И дары стали поступать каждый день, пока Морган выздоравливал. Приносили отборное виски, чудесный табак, тонкие листы бумаги, ароматизированные и пропитанные соком гашиша. И книги. Большие связки с великолепными обложками находили свой путь к постели больного. Морган без устали перебирал, на глаз угадывая качество той или иной книги, а потом жадно читал, проверяя первоначальное впечатление. Его мозг наполнялся образами.

Он признался в своей любви к напечатанному слову только одному человеку. Им был Кинг. Нет.

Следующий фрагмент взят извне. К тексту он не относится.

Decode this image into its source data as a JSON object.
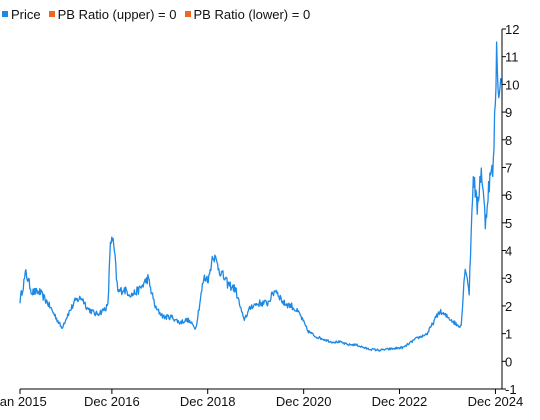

Очень давно, еще ребенком, он поведал игуменье, что хочет стать великим писателем. Та улыбнулась, нежно, если не снисходительно, и ответила, что только великие мировые умы способны совершить такой подвиг.

– Это люди с огромной проницательностью, мой милый Морган. Это люди великой мечты и желаний. Они высокообразованны. Это не злые молодые люди, которые прячутся в садовых кустах и курят вместо того, чтобы идти к мессе, как им положено.

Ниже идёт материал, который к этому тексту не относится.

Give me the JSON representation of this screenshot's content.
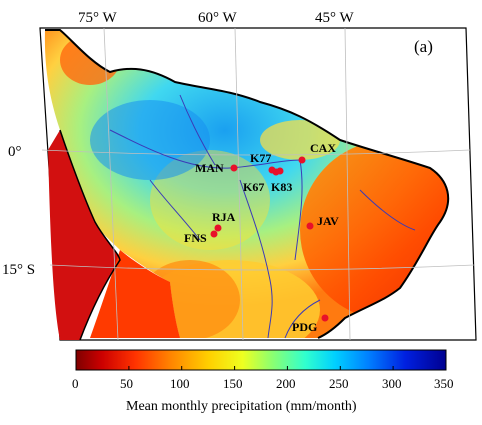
{
  "panel_label": "(a)",
  "longitude_labels": [
    {
      "text": "75° W"
    },
    {
      "text": "60° W"
    },
    {
      "text": "45° W"
    }
  ],
  "latitude_labels": [
    {
      "text": "0°"
    },
    {
      "text": "15° S"
    }
  ],
  "sites": [
    {
      "name": "MAN"
    },
    {
      "name": "K77"
    },
    {
      "name": "K67"
    },
    {
      "name": "K83"
    },
    {
      "name": "CAX"
    },
    {
      "name": "RJA"
    },
    {
      "name": "FNS"
    },
    {
      "name": "JAV"
    },
    {
      "name": "PDG"
    }
  ],
  "colorbar": {
    "title": "Mean monthly precipitation (mm/month)",
    "min": 0,
    "max": 350,
    "ticks": [
      "0",
      "50",
      "100",
      "150",
      "200",
      "250",
      "300",
      "350"
    ]
  },
  "colors": {
    "site_marker": "#e8102a",
    "rivers": "#3b3bb8",
    "ocean": "#ffffff",
    "coast": "#000000"
  }
}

– Но у меня есть много чего сказать, – возразил он. – Только никто не хочет слушать.

– Тогда скажи это на исповеди. Уверяю тебя, отец Жозеф выслушает.

В тот день Морган пошел на исповедь и, глядя на занавешенное окошко, на силуэт священника, начал плести какую-то выдуманную историю. Посчитав себя главным ее героем, отец Жозеф, к своему смущению, свалился с табурета и приказал Моргану двадцать раз прочитать наизусть молитву во спасение своей грешной души. Он исполнил это к удовольствию священника, но сам был преисполнен радости от того, что отец Жозеф просидел в течение его монолога совершенно безмолвно.

Вечером, когда свет был уже давно погашен, Морган лежал в кровати, положив руки под голову, смотрел в потолок, представлял свои слова на страницах книги и мечтал, как через сотни лет мужчины и женщины будут читать его сочинения и восхищаться проницательностью автора.

Однажды вечером Морган признался в этой фантазии Кингу. Они плыли тогда в Жапуру, сидели в отделанной плющом каюте Рэнди, и шум двигателя беспокоил не больше, чем писк насекомого в ночи. Морган расположился на маленьком диванчике. Его длинные ноги свешивались на пол. Кинг напротив него развалился в огромном кресле, казавшемся Моргану символом успеха. Все вокруг Рэнди светилось благополучием. Черты его лица вспыхивали при улыбке, буйные волосы были взъерошены ветром, глаза горели от возбуждения. Морган чувствовал себя опьяненным надеждой. Признание в желании стать писателем вдруг само вырвалось у него.